YouTube locked out an epidemiologist who disagreed with the WHO

At the end of April, Susan Wojcicki, YouTube’s CEO, had an announcement for those who wished to upload content to the preeminent video platform: The platform will remove any videos that have “problematic” information about the Wuhan Virus.

It appears now that YouTube decided that a man who holds doctorates in computer science and medical biometry, is “problematic” for disagreeing with the World Health Organization, because his video, with 1.4 million views, just disappeared. The federal government and the states, however, may provide a solution to the tech giant problem.

In the CNN interview in which she announced YouTube's censorious policy, Wojcicki expanded upon what constituted “problematic” content. YouTube wasn’t just concerned with folk remedies, such as “ ‘Take Vitamin C . . . take turmeric.’ ” Instead, YouTube decided that the World Health Organization, which first wrongly downplayed the virus and then lied about China’s role, is the gold standard. “Anything that would go against World Health Organization recommendations would be a violation of our policy,” she said.

It was almost certainly fealty to this standard that led YouTube to remove a video by Dr. Knut M. Wittkowski, who is critical of the lockdown approach to the virus:

Dr. Knut M. Wittkowski, former head of biostatistics, epidemiology and research design at Rockefeller University, says YouTube removed a video of him talking about the virus which had racked up more than 1.3 million views.

Wittkowski, 65, is a ferocious critic of the nation’s current steps to fight the coronavirus. He has derided social distancing, saying it only prolongs the virus’ existence and has attacked the current lockdown as mostly unnecessary.

Wittkowski, who holds two doctorates in computer science and medical biometry, believes the coronavirus should be allowed to achieve “herd immunity,” and that short of a vaccine the pandemic will only end after it has sufficiently spread through the population.

“With all respiratory diseases, the only thing that stops the disease is herd immunity.
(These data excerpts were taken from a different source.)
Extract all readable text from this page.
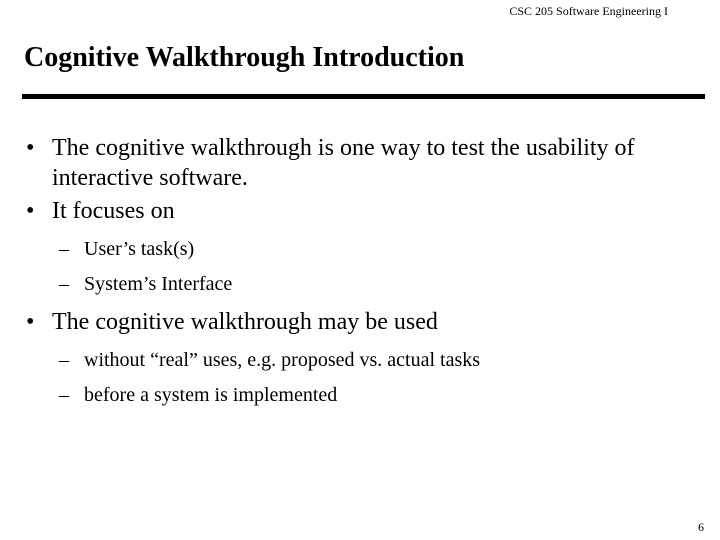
CSC 205 Software Engineering I
Cognitive Walkthrough Introduction
• The cognitive walkthrough is one way to test the usability of interactive software.
• It focuses on
– User’s task(s)
– System’s Interface
• The cognitive walkthrough may be used
– without “real” uses, e.g. proposed vs. actual tasks
– before a system is implemented
6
About 80% of the people need to have had contact with the virus, and the majority of them won’t even have recognized that they were infected,” he says in the now-deleted video.

If you’re curious about the Wittkowski video, you can see it here (assuming you can get it to load, something that’s not usually a problem at YouTube). You’ll notice that it tracks the actual data about the virus, rather than kowtowing to the defective models that dictated (and still dictate) most governments approaches to the Wuhan virus.

To appreciate how dangerous it is that YouTube is engaging in this type of censorship, you have to appreciate how big Google and YouTube, a Google subsidiary, really are:

As of August 2018, the website is ranked as the second-most popular site in the world, according to Alexa Internet, just behind Google.[2] As of May 2019, more than 500 hours of video content are uploaded to YouTube every minute.[7] Based on reported quarterly advertising revenue, YouTube is estimated to have US$15 billion in annual revenues.

YouTube and Google are run by all those good college students who dutifully imbibed the constant stream of leftist indoctrination poured into them during their years at college campuses in America and Europe. At YouTube, this ideology means that they’re reasonably comfortable with anti-Semitic bile but have de-platformed Prager University so that the videos are hidden in search engines and cannot be viewed in schools.

Help may on the horizon, although not in the form of the government dictating content, which would trade the Google monopoly for an even more powerful, government monopoly. Instead, we may see some old-fashioned trust-busting, a la the 1911 breakup of Standard Oil.

It appears that the Justice Department is drafting a lawsuit against Google based upon allegations that it’s violating antitrust laws. The focus is on its control of the digital advertising market. It appears too that myriad state attorney generals are also eying suits against Google.

Trump is certainly enthusiastic about breaking the power of these hard-left tech monopolies:

Although I’m not a fan of the government interfering in matters of either speech or the free market, things are a bit different here. Given how big these tech outlets are, this is one of those rare instances that cannot rely on the marketplace and competition to weaken Google’s and YouTube’s strangleholds on the exchange of ideas in America. Too many people have invested too much data in them to walk away.

I’ve written before about the fact that these outlets are public accommodations in the same sense as restaurants and lodgings were when the federal government enacted the Civil Rights Act of 1964. Indeed, to the extent these repositories of information are trafficking in ideas, one shouldn’t need an act to impose upon them the obligation to abide by the First Amendment. It's time to break down these conglomerates, making them appropriately vulnerable to the forces of free-market competition.